Being Thankful for Brick Walls



Yesterday broke my heart. I cried. I felt pathetic incredibly sorry for myself. I was supremely disappointed, and it really hurt. It's funny how that works--when something devastating happens to us, it washes everything else that's missing in our lives over us in waves. It's stifling. I actually thought it was part of an elaborate scheme to prevent me from attaining anything in this world I want for myself. That's why I cried. Naturally, it seemed completely logical thinking at the time.

However, I'm standing in a different place today. My disappointment wasn't about me--I had no control over the situation and truly, there was nothing more I could have done. Really, the only way to find logic and hope in our disappointment is to realize that what we wanted wasn't ours in the first place. Every cliche saying that exists about disappointment, failure and heartache really is true: it wasn't meant to be, something better is out there, you don't know until you try, you miss 100% of the shots you don't take, so on and so forth. It's all true; every trite saying we know by heart exists because someone else came before us, failed and realized a lesson existed in the midst of their own heartache.

My disappointment, in the grand scheme of my life, is not a big deal. It hurts, but I'm still standing. I don't have the answers and often, I don't understand the logic. But, it's life and pain unfortunately is just part of the deal. For me, disappointment in my life often arrives in such a way that it pulls up my greatest disappointment: my inability to have children. It's the one thing that can't be explained away with a trite saying; it lacks everything I've ever believed about logic, irony and destiny. And all too often, it's waiting to bob up to the surface and smack me across the face.

But that's the beauty about being in a miserable place: it's only temporary. No matter how long you're there or how long you have to wait to move on, it won't last forever. We feel like we're wallowing endlessly in a sea of our own misery sometimes, and it's hard to see the light in what we're waiting and fighting for--because it feels so far away. What are we fighting for? Adoption.

Truthfully,  I realize it would be easier to just forget it, walk away and really work on moving on instead. The allure of not having to wait, or pay large sums of money or go through the paperwork, classes and emotional agony of the adoption process can be tempting--because it would be easier.
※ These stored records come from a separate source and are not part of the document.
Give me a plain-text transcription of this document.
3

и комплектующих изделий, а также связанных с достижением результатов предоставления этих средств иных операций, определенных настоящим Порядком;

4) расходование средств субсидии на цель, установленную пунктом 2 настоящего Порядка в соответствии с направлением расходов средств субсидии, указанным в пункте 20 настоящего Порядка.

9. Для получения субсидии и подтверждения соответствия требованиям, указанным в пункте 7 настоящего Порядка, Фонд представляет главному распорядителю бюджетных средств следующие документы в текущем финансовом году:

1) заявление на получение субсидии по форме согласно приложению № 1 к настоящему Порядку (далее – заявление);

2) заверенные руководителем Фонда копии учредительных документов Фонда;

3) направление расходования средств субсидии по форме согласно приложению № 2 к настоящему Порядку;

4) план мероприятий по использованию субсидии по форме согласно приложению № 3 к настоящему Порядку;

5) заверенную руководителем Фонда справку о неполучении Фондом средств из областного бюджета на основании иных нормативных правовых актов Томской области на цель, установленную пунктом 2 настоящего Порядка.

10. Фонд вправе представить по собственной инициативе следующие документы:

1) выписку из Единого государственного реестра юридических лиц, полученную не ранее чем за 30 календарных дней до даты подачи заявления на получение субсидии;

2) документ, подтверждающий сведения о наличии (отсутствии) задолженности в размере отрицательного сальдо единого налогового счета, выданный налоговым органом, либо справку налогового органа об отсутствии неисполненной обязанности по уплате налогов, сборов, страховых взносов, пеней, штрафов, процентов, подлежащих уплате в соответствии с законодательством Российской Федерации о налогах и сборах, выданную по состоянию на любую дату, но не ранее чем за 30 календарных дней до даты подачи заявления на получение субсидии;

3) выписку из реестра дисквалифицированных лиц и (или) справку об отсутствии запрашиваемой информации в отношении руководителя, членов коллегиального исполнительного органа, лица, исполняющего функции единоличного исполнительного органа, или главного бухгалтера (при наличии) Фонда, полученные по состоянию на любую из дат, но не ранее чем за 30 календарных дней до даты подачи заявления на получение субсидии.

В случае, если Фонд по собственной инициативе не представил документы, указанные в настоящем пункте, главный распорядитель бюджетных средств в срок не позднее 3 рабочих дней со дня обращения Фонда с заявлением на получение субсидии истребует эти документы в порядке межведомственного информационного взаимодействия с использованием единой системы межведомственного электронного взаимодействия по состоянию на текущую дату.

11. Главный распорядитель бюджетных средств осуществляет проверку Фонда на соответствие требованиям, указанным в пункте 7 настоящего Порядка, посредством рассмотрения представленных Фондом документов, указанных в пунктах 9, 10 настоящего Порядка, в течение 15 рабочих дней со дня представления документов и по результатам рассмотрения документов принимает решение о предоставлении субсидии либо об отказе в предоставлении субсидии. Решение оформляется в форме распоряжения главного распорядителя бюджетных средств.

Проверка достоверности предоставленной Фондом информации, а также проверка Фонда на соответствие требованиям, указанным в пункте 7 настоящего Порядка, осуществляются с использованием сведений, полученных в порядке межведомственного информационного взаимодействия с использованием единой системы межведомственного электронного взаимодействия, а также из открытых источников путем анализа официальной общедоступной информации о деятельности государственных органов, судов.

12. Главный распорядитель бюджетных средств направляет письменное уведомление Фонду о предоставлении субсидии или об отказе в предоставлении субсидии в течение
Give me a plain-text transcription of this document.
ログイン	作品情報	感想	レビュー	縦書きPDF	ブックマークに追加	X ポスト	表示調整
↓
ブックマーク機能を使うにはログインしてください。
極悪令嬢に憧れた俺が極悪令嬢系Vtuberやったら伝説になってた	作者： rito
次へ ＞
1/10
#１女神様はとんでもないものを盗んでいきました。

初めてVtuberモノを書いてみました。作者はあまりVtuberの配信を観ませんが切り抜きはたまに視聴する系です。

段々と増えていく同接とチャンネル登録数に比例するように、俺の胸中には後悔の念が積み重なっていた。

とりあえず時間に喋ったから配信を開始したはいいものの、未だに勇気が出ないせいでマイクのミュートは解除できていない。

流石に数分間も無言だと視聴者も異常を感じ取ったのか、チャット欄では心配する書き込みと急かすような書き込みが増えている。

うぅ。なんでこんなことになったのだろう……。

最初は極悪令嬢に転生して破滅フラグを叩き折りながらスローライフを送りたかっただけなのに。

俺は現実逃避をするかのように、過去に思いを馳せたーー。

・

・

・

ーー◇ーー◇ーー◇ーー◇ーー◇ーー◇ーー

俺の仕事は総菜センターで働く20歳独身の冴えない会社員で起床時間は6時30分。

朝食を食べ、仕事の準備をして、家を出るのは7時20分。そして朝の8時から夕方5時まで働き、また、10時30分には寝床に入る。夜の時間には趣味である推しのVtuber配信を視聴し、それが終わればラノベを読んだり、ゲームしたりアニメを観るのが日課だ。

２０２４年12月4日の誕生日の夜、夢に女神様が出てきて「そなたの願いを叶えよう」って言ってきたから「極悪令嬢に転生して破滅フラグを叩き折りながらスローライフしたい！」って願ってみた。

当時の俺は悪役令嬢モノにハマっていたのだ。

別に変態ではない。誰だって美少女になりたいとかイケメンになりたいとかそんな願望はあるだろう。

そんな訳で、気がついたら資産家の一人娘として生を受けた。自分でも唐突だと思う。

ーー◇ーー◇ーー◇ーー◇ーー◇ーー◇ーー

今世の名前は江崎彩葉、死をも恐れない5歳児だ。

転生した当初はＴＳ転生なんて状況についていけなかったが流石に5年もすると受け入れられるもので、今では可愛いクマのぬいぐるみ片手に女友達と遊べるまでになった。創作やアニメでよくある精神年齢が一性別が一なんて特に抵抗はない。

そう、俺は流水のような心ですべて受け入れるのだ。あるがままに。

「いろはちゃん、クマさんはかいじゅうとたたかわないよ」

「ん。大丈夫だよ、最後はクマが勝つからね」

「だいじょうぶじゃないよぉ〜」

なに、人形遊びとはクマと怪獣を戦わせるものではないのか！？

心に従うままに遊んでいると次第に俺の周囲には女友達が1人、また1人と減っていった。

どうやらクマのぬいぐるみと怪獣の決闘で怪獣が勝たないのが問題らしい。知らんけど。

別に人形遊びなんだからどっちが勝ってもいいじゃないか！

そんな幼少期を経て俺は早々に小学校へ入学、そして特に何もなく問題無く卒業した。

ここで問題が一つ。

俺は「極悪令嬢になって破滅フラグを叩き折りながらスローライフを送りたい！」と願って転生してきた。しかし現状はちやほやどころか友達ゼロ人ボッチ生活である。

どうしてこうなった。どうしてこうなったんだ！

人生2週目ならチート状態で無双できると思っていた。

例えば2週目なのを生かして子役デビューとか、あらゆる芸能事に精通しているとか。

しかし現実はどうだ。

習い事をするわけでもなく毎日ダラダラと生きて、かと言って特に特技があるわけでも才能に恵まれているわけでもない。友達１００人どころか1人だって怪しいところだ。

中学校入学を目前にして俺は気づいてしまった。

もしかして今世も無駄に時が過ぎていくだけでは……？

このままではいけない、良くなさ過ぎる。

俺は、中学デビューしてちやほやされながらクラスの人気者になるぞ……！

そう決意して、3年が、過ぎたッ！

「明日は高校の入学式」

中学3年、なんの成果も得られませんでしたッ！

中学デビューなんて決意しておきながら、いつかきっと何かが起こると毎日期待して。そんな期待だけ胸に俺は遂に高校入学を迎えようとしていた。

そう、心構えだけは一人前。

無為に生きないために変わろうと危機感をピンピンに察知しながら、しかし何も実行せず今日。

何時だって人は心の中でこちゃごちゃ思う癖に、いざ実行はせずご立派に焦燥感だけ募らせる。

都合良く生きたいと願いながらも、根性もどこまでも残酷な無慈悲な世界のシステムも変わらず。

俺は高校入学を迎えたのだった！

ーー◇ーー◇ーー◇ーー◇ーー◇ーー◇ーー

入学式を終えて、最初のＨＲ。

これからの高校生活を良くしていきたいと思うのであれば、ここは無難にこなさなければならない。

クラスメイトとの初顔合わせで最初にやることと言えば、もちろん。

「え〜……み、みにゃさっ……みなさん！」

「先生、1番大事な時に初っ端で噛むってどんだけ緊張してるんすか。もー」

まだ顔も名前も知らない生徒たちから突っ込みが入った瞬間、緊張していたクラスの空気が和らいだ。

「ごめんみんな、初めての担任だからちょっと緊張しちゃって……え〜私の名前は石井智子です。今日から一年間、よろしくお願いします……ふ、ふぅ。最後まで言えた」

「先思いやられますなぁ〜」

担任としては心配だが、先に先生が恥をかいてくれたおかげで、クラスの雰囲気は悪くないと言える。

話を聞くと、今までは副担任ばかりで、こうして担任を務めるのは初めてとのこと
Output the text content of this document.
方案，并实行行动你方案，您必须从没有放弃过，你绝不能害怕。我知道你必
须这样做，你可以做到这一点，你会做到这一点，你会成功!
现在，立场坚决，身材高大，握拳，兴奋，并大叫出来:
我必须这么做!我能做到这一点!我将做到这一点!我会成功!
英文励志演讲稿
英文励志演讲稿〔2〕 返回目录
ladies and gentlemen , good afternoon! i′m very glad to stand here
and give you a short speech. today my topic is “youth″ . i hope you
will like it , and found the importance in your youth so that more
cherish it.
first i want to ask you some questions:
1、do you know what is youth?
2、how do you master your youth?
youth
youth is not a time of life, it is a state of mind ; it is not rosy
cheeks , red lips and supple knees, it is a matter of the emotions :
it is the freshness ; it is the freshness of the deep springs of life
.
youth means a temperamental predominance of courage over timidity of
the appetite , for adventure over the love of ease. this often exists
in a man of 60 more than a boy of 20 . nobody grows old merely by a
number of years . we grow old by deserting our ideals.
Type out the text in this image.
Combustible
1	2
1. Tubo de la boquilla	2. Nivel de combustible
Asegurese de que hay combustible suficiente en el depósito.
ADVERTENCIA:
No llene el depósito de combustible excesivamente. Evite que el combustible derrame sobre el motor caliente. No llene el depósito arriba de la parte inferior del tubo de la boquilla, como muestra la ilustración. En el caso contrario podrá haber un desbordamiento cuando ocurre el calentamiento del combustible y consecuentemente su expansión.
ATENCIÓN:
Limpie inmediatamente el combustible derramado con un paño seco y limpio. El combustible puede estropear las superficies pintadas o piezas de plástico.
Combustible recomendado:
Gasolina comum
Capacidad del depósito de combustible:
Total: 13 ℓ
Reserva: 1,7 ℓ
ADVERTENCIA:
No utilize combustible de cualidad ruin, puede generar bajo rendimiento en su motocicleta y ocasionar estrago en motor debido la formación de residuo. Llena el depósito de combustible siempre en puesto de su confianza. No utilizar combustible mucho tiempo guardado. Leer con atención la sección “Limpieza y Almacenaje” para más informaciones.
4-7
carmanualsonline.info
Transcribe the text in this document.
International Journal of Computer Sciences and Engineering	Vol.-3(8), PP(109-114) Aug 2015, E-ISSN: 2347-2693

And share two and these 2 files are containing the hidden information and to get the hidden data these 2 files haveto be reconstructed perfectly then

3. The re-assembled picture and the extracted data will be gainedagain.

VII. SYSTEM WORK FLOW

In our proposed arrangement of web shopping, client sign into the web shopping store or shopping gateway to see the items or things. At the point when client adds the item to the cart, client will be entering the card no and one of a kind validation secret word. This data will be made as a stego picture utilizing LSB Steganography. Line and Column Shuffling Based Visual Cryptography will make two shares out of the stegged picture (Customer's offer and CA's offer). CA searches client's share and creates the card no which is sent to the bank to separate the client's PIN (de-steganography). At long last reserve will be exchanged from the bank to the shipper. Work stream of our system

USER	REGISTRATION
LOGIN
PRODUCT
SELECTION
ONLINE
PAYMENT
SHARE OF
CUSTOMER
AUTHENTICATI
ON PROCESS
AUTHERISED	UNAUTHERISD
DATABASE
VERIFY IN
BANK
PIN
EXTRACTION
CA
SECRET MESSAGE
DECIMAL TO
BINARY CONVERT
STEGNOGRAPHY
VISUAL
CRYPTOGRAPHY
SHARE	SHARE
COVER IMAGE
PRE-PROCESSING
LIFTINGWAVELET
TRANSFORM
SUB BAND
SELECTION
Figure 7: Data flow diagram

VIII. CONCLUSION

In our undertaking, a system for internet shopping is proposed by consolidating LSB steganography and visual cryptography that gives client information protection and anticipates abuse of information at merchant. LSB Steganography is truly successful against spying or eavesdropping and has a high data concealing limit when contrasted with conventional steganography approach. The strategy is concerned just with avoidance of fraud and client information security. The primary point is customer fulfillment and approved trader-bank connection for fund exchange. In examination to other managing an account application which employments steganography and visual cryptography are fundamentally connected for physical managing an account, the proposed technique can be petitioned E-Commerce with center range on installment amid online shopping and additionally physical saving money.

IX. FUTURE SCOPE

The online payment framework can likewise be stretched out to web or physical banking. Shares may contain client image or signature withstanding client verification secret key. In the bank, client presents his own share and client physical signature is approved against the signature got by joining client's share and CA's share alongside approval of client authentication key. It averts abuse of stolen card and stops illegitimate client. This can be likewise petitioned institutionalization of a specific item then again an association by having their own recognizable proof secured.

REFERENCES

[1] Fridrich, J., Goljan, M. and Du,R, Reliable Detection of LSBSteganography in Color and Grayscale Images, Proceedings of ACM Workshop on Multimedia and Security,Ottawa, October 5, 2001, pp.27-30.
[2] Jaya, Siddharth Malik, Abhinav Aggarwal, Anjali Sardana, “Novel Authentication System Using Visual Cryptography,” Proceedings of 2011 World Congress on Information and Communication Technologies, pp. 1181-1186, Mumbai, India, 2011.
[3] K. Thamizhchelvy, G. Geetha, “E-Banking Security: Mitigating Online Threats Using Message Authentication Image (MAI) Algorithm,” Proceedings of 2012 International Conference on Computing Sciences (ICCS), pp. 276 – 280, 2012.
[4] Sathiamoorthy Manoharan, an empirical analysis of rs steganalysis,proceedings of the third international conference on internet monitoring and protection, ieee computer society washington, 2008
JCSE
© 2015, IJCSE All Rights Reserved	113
I sometimes wonder if that's why we have to wait for so long for what we want; perhaps the process is meant to keep out the other people. You know, the ones who have allowed the brick wall to stop them in their tracks. How many people aren't willing to jump through flaming hoops made of barbed wire for their dream?

I don't know what the future brings, but I know this: I cried yesterday because the brick wall was all too real for me. It broke me because I forgot everything else I've learned along the way. Whenever something breaks me, I let the emotions flow and spend some time feeling sorry for myself in the most pathetic way possible with ice cream and red wine. Then, I move on. It's the only way to understand that the world is full of more opportunity, more beauty and something more amazing than I could have possibly imagined. My disappointment is temporary because I don't let it stick around for very long.

Life is a dance. A give and take. An ebb and flow of good and bad. Sometimes, in the depth of our worst moments we forget our good fortune and it's easy to get lost along the way. The brick walls pile up, and we grow tired of fighting so hard for the things we want. But it's worth fighting for---adopting a child, dusting my behind off after I fall on my face and scraping my way over every brick wall that comes my way. It's all worth the pain.